Лиза сидит тихо, умиленно вздыхает, смотрит на свои тонкие ноги в чулках «смертного» цвета. Вот и умерла она, вот и умерла.
Гудит что-то, гудит все ближе, ближе… и вдруг — бац, прямо Лизе в лоб. Это толстый майский жук, пьяный от солнца, налетел, ударился и сам свалился.
Лиза вскочила и бросилась бежать.
— Няня! Няня-а! Меня жук ударил! Жук дерется!
Няня испугалась, смотрит ласково.
— Чего ты, глупенькая? И знаку никакого нету. Это тебе так показалось. Присядь, умница, присядь на скамеечку, вот я тебе сейчас пеночек дам, хороших пеночек. Хочешь? А?
«Пе-еночек! Пе-еночек!» — засмеялось что-то у Лизы глубоко в самой душе, которую не поспели унести Божьи ангелы.
— Няня, я никогда не помру? Правда? Буду много супу есть, молоко пить и не помру. Правда?
Жизнь и воротник
Человек только воображает, что беспредельно властвует над вещами.
Иногда самая невзрачная вещица вотрется в жизнь, закрутит ее и перевернет всю судьбу не в ту сторону, куда бы ей надлежало идти.
Олечка Розова три года была честной женой честного человека. Характер имела тихий, застенчивый, на глаза не лезла, мужа любила преданно, довольствовалась скромной жизнью.
Но вот как-то пошла она в Гостиный двор и, разглядывая витрину мануфактурного магазина, увидела крахмальный дамский воротник с продернутой в него желтой ленточкой.
Как женщина честная, она сначала подумала: «Еще что выдумали!» Затем зашла и купила.
Примерила дома перед зеркалом. Оказалось, что если желтую ленточку завязать не спереди, а сбоку, то получится нечто такое, необъяснимое, что, однако, скорее хорошо, чем дурно.
Но воротничок потребовал новую кофточку. Из старых ни одна к нему не подходила.
Олечка мучилась всю ночь, а утром пошла в Гостиный двор и купила кофточку из хозяйственных денег.
Примерила все вместе. Было хорошо, но юбка портила весь стиль.
Воротник ясно и определенно требовал круглую юбку с глубокими складками.
Свободных денег больше не было. Но не останавливаться же на полпути?
Олечка заложила серебро и браслетку.
На душе у нее было беспокойно и жутко, и, когда воротничок потребовал новых башмаков, она легла в постель и проплакала весь вечер.
На другой день она ходила без часов, но в тех башмаках, которые заказал воротничок.
Вечером, бледная и смущенная, она, заикаясь, говорила своей бабушке:
— Я забежала только на минутку. Муж очень болен. Ему доктор велел каждый день натираться коньяком, а это так дорого.

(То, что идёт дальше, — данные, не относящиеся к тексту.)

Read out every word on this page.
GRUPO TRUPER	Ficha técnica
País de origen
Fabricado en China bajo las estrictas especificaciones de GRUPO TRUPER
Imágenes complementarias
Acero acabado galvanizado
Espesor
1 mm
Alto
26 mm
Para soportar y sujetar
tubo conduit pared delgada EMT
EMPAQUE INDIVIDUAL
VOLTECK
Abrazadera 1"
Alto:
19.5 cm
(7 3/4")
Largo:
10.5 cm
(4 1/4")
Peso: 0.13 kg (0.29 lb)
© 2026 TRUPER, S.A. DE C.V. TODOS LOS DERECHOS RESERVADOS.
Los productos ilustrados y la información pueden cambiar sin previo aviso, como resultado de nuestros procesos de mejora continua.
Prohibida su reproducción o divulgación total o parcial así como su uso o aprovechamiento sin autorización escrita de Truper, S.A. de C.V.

Бабушка была добрая, и на следующее же утро Олечка смогла купить себе шляпу, пояс и перчатки, подходящие к характеру воротничка.
Следующие дни были еще тяжелее.
Она бегала по всем родным и знакомым, лгала и выклянчивала деньги, а потом купила безобразный полосатый диван, от которого тошнило и ее, и честного мужа, и старую вороватую кухарку, но которого уже несколько дней настойчиво требовал воротничок.
Она стала вести странную жизнь. Не свою. Воротничковую жизнь. А воротничок был какого-то неясного, путаного стиля, и Олечка, угождая ему, совсем сбилась с толку.
— Если ты английский и требуешь, чтоб я ела сою, то зачем же на тебе желтый бант? Зачем это распутство, которого я не могу понять и которое толкает меня по наклонной плоскости?
Как существо слабое и бесхарактерное, она скоро опустила руки и поплыла по течению, которым ловко управлял подлый воротник.
Она обстригла волосы, стала курить и громко хохотала, если слышала какую-нибудь двусмысленность.
Где-то в глубине души еще теплилось в ней сознание всего ужаса ее положения, и иногда, по ночам или даже днем, когда воротничок стирался, она рыдала и молилась, но не находила выхода.